Together, employers and unions, should work to have what is termed the productivity deduction dropped for higher education. In brief: the annual government percentage increase based on salary and price adjustments is reduced by an annual productivity deduction. Financial elbow room is assumed to occur when the productivity and efficiency of government operations increases so the percentage increase for higher education universities is reduced to reflect this improved productivity. However – the country’s academic staff are already researching and teaching as much and as fast they can. There there are no gains to be made here.
The productivity deduction from the price and salary increment has, between 1994-1995 and 2011, eroded resources allocated to higher education by SEK 7-15 billion. In plain language this means that the money per student that universities receive is too little and is supposed to finance too much. Students receive fewer hours of contact time with teachers. Groups are larger. Teachers’ workload increases. Whether the difference is seven or fifteen billion, the expansion of higher education has not been fully funded, and this has implications for quality whether it is spelled more contact time with teachers or decent working conditions. SULF is working to achieve both.
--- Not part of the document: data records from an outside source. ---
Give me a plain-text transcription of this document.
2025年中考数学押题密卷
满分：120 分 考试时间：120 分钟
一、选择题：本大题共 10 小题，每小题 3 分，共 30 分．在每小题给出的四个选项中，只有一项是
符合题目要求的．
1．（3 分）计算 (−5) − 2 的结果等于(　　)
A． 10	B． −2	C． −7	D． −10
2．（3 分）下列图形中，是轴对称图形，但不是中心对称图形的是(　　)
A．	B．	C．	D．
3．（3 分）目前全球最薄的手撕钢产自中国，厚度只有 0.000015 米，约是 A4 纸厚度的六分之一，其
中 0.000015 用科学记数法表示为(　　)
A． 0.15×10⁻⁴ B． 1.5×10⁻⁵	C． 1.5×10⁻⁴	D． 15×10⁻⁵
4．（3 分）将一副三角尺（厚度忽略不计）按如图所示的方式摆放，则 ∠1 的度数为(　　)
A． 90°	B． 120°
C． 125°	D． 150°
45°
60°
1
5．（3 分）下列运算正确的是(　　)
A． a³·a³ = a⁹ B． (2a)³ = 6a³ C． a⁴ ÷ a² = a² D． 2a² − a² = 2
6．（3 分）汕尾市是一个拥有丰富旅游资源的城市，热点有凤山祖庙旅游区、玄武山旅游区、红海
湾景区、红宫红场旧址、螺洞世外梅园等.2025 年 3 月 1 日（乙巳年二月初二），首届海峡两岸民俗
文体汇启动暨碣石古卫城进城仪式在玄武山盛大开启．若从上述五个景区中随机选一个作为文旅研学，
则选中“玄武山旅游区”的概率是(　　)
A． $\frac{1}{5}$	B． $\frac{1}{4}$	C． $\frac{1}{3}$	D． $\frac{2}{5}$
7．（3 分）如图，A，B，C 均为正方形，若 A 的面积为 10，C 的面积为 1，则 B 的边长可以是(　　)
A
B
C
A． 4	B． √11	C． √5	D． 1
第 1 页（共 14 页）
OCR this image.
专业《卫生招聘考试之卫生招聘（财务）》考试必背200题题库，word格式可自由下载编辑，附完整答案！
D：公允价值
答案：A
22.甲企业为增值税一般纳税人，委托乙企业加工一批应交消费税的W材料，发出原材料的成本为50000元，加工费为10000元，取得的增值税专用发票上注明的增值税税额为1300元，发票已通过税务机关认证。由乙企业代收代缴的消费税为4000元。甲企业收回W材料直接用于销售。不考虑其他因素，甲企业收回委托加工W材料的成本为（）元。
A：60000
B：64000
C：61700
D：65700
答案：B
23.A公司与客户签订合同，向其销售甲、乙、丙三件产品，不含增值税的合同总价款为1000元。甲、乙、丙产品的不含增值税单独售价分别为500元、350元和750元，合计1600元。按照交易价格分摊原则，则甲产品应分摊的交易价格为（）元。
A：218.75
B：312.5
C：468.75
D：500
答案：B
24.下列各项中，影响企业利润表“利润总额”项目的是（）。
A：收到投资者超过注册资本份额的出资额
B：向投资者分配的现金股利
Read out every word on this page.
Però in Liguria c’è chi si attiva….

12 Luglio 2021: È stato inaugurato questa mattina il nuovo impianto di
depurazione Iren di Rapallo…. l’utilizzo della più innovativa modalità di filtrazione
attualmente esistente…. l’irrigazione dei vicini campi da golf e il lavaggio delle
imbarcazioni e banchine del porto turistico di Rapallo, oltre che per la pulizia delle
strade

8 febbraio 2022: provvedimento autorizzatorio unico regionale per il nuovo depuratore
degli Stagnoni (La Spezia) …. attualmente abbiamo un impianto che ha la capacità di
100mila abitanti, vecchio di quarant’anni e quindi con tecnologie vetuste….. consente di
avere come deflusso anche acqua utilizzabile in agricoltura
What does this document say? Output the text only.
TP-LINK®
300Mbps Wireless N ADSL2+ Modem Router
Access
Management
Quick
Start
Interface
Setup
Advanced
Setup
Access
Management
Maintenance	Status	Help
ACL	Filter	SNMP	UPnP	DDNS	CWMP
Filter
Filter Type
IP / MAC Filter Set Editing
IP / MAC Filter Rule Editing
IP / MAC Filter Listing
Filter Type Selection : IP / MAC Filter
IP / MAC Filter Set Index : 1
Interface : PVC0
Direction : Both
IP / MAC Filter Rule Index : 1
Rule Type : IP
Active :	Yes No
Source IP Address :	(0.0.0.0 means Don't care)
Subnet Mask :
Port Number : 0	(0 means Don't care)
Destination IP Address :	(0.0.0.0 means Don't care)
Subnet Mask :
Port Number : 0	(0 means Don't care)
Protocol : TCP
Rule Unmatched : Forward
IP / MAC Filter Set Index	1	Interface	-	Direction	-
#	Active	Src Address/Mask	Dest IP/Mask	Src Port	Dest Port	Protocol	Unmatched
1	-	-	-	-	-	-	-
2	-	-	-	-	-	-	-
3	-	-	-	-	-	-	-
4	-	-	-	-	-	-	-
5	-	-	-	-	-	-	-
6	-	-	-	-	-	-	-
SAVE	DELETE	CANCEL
When direct grants are reduced too much, professors’ contractually-guaranteed research time decreases. When direct grant are reduced too much, contact time between teacher and student is decreased. When direct grants are reduced too much and must cover too much, teachers are not even fully compensated for their time in group exercises and seminars, especially related to what is known as repetitive elements. The solution is often that teachers, squeezed between teaching hour allocation and decency, take time from their research.
Quality in Swedish universities is spelled more contact time and teaching time per week and per student, smaller classes, more time for teacher preparation and evaluation, time for teachers to research and teach in paid working hours and salary developments that contribute to the retention and recruitment of qualified teachers and researchers. With a little imagination and great strength of character there should be a joint effort made by all the universities to increase revenue to higher education – not to unilaterally cut costs that are already insufficient.
As unions, we can never let our members’ working conditions be totally dependent on short-term fluctuations in student volumes and resultant budget. Our ambition level is higher than that. Resources for education and teaching must be increased, and the proportion of direct government funding for research too. We cannot do research or teach more or faster than we do today. Scrapping the productivity allowance would be a first, decent step.